I was using a free trial and eventually, it got expired. I could still use always free services and access console, just couldn't use any paid ones.

So then I decided to give OCI a chance and upgrade to paid account - it gave me an "error". I contacted one channel for support, then another one, then local support in my country - in total discussions cost me 5+ days.

At last, I received an email like this: "Your account was being suspended for violating Terms of Use. You can raise an issue again if you think it's an error". So I raised again and the response was "Your account is suspended. Decision is final". I rechecked Terms, found nothing, and asked what exactly I violated - silence in response. And support agent that called me politely before - are just ignoring

My guess here is that their system uses some "dirty" rules for marking users as "violators" that's why they just don't want to share it. And I saw that I`m not the only one.

The worst thing is that they do everything manually and involve card issuer info checking to try to prevent a person from ever mimicking another one to create a second account.
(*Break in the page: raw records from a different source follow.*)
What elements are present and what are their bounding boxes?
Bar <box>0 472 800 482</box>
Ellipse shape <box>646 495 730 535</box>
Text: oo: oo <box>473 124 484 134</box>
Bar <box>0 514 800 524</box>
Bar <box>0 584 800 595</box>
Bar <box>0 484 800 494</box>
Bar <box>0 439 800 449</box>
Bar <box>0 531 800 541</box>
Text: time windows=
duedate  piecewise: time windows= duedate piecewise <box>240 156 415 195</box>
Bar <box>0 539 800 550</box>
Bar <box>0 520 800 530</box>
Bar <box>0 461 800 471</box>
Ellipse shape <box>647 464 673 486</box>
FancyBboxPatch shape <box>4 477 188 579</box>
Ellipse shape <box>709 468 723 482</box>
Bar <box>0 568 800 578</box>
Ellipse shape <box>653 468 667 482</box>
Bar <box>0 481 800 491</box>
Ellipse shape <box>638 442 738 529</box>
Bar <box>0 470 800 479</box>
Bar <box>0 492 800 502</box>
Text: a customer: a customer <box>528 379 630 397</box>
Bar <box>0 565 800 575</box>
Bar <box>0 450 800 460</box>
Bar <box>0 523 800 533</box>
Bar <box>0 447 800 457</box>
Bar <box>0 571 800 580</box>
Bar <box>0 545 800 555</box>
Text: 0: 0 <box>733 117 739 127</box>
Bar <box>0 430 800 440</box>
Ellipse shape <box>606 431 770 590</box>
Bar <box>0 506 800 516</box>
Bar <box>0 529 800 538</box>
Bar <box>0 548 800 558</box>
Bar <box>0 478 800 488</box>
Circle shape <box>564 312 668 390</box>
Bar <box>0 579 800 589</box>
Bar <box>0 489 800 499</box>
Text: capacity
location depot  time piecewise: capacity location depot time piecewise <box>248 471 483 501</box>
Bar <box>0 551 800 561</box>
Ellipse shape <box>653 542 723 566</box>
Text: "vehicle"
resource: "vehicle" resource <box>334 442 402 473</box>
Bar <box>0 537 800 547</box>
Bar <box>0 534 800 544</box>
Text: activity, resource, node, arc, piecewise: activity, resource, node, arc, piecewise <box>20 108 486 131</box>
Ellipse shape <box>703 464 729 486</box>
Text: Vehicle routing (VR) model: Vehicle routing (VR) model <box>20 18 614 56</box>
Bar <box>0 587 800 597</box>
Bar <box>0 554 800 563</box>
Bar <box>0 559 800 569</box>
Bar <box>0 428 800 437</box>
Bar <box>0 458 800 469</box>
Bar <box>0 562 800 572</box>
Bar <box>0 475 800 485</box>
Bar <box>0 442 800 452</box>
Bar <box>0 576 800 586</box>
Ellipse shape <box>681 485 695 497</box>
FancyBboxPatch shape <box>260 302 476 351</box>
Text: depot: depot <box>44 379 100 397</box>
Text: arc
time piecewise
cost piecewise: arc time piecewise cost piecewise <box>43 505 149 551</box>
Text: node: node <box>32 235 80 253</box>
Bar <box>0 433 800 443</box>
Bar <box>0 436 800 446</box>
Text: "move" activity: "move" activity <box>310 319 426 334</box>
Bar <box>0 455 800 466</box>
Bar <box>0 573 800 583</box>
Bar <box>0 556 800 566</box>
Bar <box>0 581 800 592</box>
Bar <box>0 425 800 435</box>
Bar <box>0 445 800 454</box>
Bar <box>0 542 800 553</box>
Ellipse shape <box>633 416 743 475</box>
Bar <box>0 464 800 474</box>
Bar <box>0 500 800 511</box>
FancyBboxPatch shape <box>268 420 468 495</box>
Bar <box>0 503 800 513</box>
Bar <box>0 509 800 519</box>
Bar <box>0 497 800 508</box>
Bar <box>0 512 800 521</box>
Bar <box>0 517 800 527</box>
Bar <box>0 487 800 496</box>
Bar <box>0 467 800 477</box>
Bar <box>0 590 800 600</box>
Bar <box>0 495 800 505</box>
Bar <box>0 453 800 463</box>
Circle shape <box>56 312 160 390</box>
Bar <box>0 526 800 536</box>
Meaning once they suspend your account - you will be forbidden to use their services ever. (unless you do use completely different name and corresponding card)

Upgrading to Pay-As-You-Go at once might lower your chances of being suspended but still won't give you confidence, as the billing system might have bugs.

For another completely described cases refer to this Reddit thread.

Pricing

Oracle claims that its pricing is better than on AWS. And it is. Almost. It works for pay as you go prices and egress.

  1. If we compare spot instances - they offer far less discount (strictly 50%) and I likely less availability of those.
  2. When you check Oracle pricing page - you will find that they compare to pay as you go pricing on AWS. However, AWS has reserved instances that provide discounts up to 70% and become better than Oracle offerings.
  3. Oracle has its own "reservation" analog - credits system. It's pre-paid money that expire in 1 year. But I failed to get any information about what amount of money you need to put in to get any discount. Its closed information compared to what Azure and AWS offers

Conclusion

Before the situation with my account, I would recommend trying out Oracle due to their generous free tier and good pay-per-hour prices. But now I would recommend trying out OCI only in 2 cases:

  1. You are a big customer, then you should talk your case through sales and I guess you will be paid more attention to, probably you will get good discounts on credits. But considering not enough infrastructure maturity - this is not for all customers.
  2. You just want to host a pet project and don't mind being locked out. Two pieces of advice in this case: a) do an upgrade to paid account at once - this will reduce your chances for being locked out soon b) keep backups somewhere else and be ready to migrate

FINAL ADVICE: when signing up for a free trial, not all bank cards will be accepted and they don't provide options like Paypal, if you have several cards - try them all.